The organic mentorship model – where senior engineers just naturally gravitate toward helping junior engineers – sounds great in theory. In practice, it’s inconsistent. Some people get mentored. Some don’t. The quality varies wildly depending on who happens to sit near who or which Slack channel someone stumbles into. That’s not a system. That’s luck.
What I’ve found works better is deliberate pairing. Take your lieutenants – the folks you’ve already been investing in – and assign them a more junior engineer to develop. Not “hey, be available if they have questions.” Actual structured mentorship. Regular check-ins. Career conversations. Code review with teaching intent, not just approval stamps.
This does two things. First, it makes sure every engineer on your team has someone actively invested in their growth, not just the ones who are naturally assertive enough to seek it out. Second – and this is the part people don’t think ab out – it develops your lieutenants into leaders. Mentoring someone is the fastest way to learn how to lead. It forces you to articulate why you make the decisions you make, to think ab out someone else’s career trajectory, to practice the soft skills that most engineers avoid until they’re suddenly managing a team and have no idea what they’re doing.
You’re not just growing junior engineers.
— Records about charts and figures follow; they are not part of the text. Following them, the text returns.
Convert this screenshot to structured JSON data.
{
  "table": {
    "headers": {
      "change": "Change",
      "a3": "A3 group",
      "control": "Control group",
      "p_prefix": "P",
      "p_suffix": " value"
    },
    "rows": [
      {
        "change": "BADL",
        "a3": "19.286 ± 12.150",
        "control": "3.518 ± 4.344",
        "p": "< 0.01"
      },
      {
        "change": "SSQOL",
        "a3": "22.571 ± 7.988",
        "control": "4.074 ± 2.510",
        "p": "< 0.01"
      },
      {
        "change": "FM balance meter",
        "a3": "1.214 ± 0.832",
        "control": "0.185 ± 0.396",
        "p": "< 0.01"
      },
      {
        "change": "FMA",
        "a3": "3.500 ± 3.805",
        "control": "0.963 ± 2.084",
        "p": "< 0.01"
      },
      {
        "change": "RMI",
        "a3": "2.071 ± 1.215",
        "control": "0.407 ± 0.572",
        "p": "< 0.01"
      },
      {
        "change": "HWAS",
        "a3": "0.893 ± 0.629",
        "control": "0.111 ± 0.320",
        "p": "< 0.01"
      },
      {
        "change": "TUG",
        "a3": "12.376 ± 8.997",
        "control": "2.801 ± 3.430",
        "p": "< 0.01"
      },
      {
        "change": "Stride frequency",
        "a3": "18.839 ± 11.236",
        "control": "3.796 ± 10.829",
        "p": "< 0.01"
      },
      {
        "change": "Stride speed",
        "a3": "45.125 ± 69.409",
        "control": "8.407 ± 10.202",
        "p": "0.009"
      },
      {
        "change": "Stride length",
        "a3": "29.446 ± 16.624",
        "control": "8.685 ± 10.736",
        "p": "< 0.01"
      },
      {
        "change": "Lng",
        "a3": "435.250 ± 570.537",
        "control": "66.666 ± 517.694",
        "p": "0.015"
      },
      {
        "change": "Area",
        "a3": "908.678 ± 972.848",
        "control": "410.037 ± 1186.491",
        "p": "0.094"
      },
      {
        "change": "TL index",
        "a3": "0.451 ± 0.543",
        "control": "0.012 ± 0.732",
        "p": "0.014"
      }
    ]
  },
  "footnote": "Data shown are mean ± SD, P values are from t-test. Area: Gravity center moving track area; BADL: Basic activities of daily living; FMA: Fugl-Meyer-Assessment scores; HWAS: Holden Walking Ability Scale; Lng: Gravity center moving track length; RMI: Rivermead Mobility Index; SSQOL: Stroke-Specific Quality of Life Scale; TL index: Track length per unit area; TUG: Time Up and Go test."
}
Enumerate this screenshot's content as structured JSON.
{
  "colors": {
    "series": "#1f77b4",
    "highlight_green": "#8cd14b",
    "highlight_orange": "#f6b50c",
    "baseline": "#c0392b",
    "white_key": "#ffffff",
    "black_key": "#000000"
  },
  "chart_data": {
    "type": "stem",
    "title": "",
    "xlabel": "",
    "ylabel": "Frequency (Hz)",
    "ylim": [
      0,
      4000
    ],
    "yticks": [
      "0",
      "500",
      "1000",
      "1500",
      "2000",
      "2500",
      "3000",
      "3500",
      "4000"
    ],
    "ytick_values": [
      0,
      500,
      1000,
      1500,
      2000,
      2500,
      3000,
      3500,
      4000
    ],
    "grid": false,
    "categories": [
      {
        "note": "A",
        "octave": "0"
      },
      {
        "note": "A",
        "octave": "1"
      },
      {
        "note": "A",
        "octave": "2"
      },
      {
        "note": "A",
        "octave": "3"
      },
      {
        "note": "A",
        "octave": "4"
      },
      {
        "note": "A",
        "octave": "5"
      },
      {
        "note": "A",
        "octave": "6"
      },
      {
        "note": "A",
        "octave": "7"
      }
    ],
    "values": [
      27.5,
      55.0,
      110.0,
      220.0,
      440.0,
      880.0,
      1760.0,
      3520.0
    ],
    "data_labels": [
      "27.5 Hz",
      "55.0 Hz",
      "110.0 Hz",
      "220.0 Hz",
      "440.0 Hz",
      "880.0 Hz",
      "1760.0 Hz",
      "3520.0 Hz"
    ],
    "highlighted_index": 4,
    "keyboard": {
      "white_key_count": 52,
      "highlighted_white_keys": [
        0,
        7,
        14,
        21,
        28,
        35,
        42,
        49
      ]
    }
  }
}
You’re training senior engineers to lead.
Be So Good They Can’t Ignore You
Here’s where the Gracie analogy really kicks in.
All of that internal work – developing leaders, assigning mentorship, raising the bar on your immediate team – that’s your training camp. But the point isn’t just to have a great team in isolation. The point is to be so visibly excellent that the broader organization has to pay attention.
This means making your improvements public. Host lunch-and-learns. Do team presentations on what you changed and what happened as a result. Write it up. When your team ships faster, breaks less, or onboards new engineers in half the time – make sure people know about it. Not to brag. To demonstrate.
When other teams see your engineers confidently owning their domains, when they see your junior engineers ramping up faster, when they see the quality of your code reviews and documentation – they start asking questions. “What are you doing differently?” That’s the moment. That’s Royce Gracie submitting a guy twice his size on live TV. The results do the convincing for you.
You don’t change a 300 person engineering org by sending an email about best practices. You change it by building a team that’s so clearly operating at a higher level that adoption becomes the only competitive option.
The Compound Effect
The thing about this approach is that it compounds. You invest in five people. Those five people each invest in someone else. The standards they set become the expectations for everyone around them. The knowledge they share becomes the baseline. And the culture you wanted to build in a 300 person org starts to take root – not because you mandated it from the top, but because it grew from a seed that was too strong to ignore.
Hélio Gracie didn’t change MMA by writing a memo. He trained his family, sent them to fight, and let the results speak. If you want to change your engineering culture, do the same thing. Train your people, let them compete, and make the results impossible to dismiss.
Excellence propagates. But somebody has to plant it first.